Patients with such injury and their families were told ”nothing can be done”. Once the acute phase of SCI is over, the focus of care shifts to rehabilitation and development of strategies to cope with the residual function of the patient. However few options exist to improve a patient’s neurological status, as cells in the CNS had a limited ability to regenerate and glial scar formation occurs. This produces a barrier to axonal growth.
Targets for intervention in SCI aim toward improved function. These targets include: 1) Reduction of edema and free-radical production, 2) Rescue of neural tissue at risk of dying in secondary processes such as abnormally high extracellular glutamate concentrations, 3) Control of inflammation, 4) Rescue of neuronal/glial populations at risk of continued apoptosis, 5) Repair of demyelination and conduction deficits, 6) Promotion of neurite growth through improved extracellular environment, 7) Efforts to bridge the gap with transplantation approaches, 8) Efforts to retrain and relearn motor tasks, 9) Restoration of lost function by electrical stimulation, and 10) Relief of chronic pain syndromes, 11) Cell replacement therapies. The potential use of stem cells, in particular, to promote regeneration and repair of the injured spinal cord is promising.
Unfortunately, despite the presence of endogenous NSCs populations within the adult spinal cord, the extent of oligodendrocyte differentiation from these endogenous precursor cells is not sufficient to promote remyelination after SCI even after infusion of exogenous growth factors.

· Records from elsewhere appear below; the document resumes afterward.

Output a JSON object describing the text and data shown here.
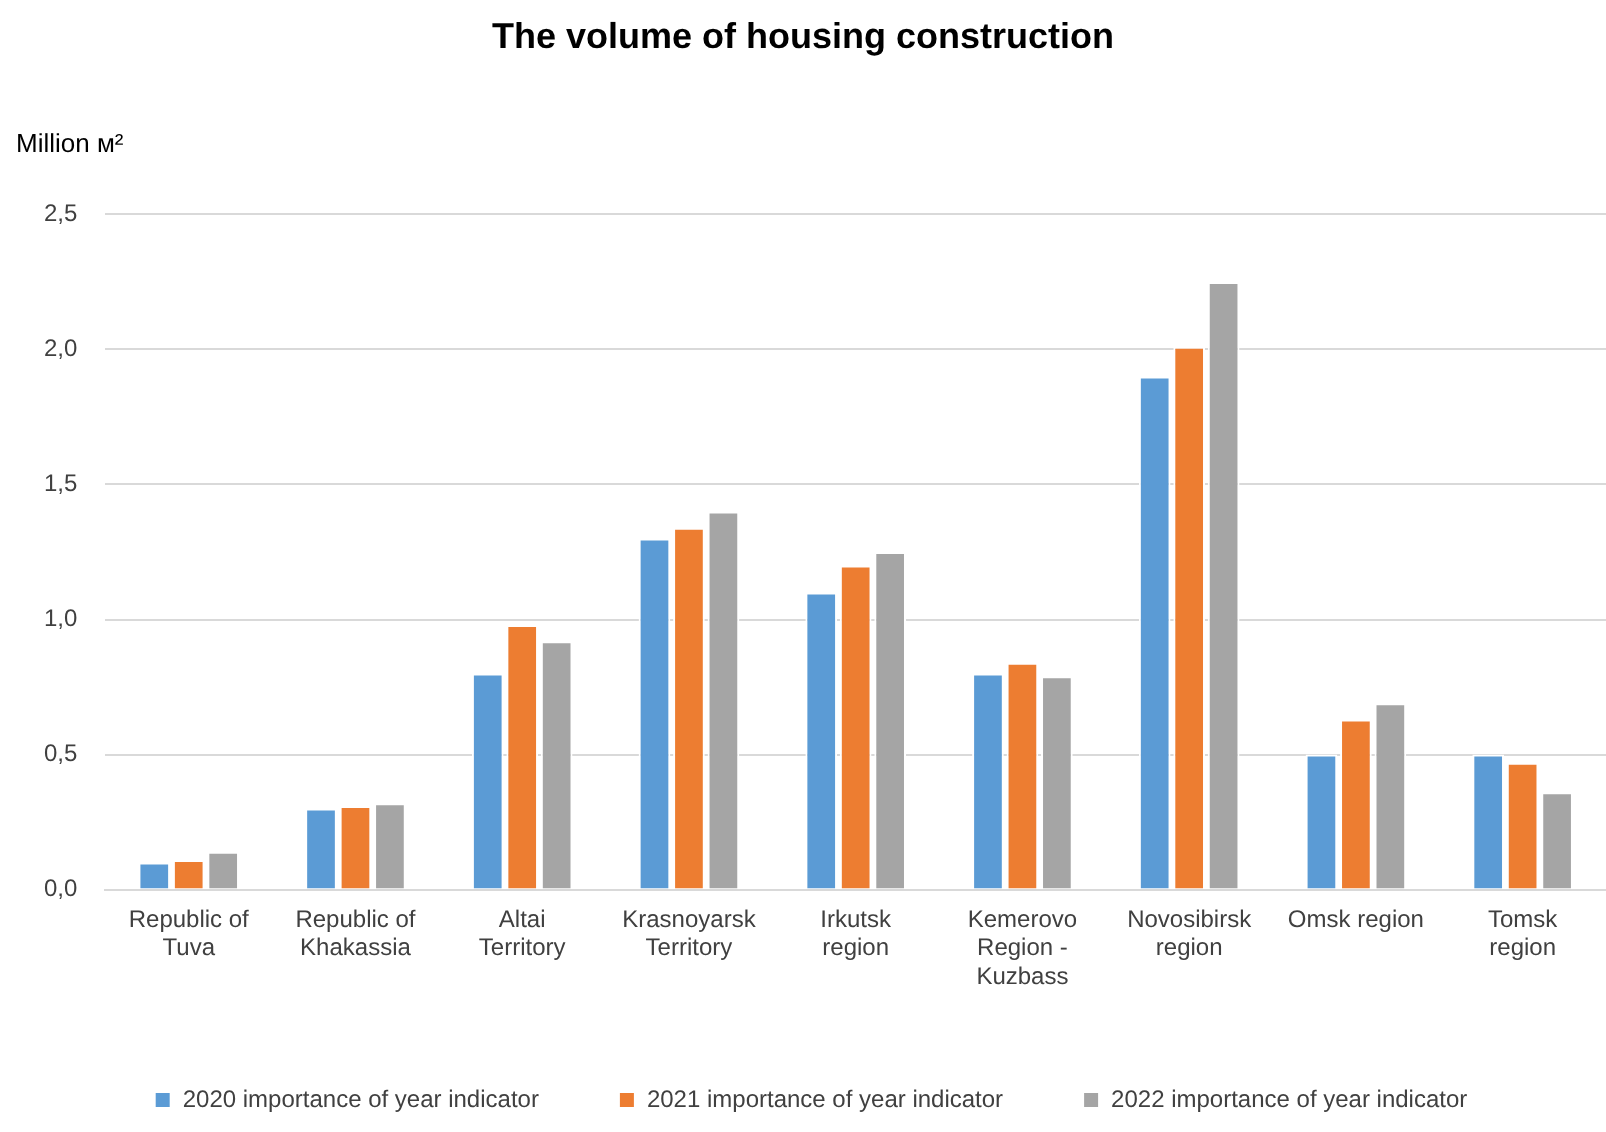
{
  "chart_data": {
    "type": "bar",
    "title": "The volume of housing construction",
    "ylabel": "Million м²",
    "categories": [
      "Republic of Tuva",
      "Republic of Khakassia",
      "Altai Territory",
      "Krasnoyarsk Territory",
      "Irkutsk region",
      "Kemerovo Region - Kuzbass",
      "Novosibirsk region",
      "Omsk region",
      "Tomsk region"
    ],
    "series": [
      {
        "name": "2020 importance of year indicator",
        "color": "#5b9bd5",
        "values": [
          0.1,
          0.3,
          0.8,
          1.3,
          1.1,
          0.8,
          1.9,
          0.5,
          0.5
        ]
      },
      {
        "name": "2021 importance of year indicator",
        "color": "#ed7d31",
        "values": [
          0.11,
          0.31,
          0.98,
          1.34,
          1.2,
          0.84,
          2.01,
          0.63,
          0.47
        ]
      },
      {
        "name": "2022 importance of year indicator",
        "color": "#a5a5a5",
        "values": [
          0.14,
          0.32,
          0.92,
          1.4,
          1.25,
          0.79,
          2.25,
          0.69,
          0.36
        ]
      }
    ],
    "ylim": [
      0,
      2.5
    ],
    "yticks": [
      {
        "value": 0,
        "label": "0,0"
      },
      {
        "value": 0.5,
        "label": "0,5"
      },
      {
        "value": 1,
        "label": "1,0"
      },
      {
        "value": 1.5,
        "label": "1,5"
      },
      {
        "value": 2,
        "label": "2,0"
      },
      {
        "value": 2.5,
        "label": "2,5"
      }
    ],
    "grid": "y",
    "legend": "bottom"
  }
}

Thus, restoration of the oligodendrocyte population by cell replacement therapy has been considered as a potentially attractive strategy to promote remyelination after SCI or disorders characterized by loss or a deficiency of myelin.
NSCs were initially obtained from the forebrain subventricular zone and also from the hippocampus, spinal cord, striatum, amygdala, grey matter of temporal and frontal cortex, lateral ventricle and optic nerve.
A heterogeneous population of differentiating ES cells were transplanted into a rat spinal cord 9 days after traumatic injury, they were able to survive, migrate (8 mm away from the lesion edge), and differentiate into astrocytes, oligodendrocytes and neurons, allowing a neurological improvement in treated animals, which recovered leg movement, as compared to paralyzed controls.
Transplantation of combined bone marrow stromal cells and olfactory ensheathing cells into the injured sites of rat spinal cord produced improvement.
Administration of human umbilical cord blood (hUCB) cells intravenously resulted in significant improvement in rats with SCI, particularly in those with hUCB cells administered five days post-injury.
The neural progenitor cells administered intravenously migrated to the site of SCI in rats and differentiated into neurons, astrocytes, and oligodendrocytes.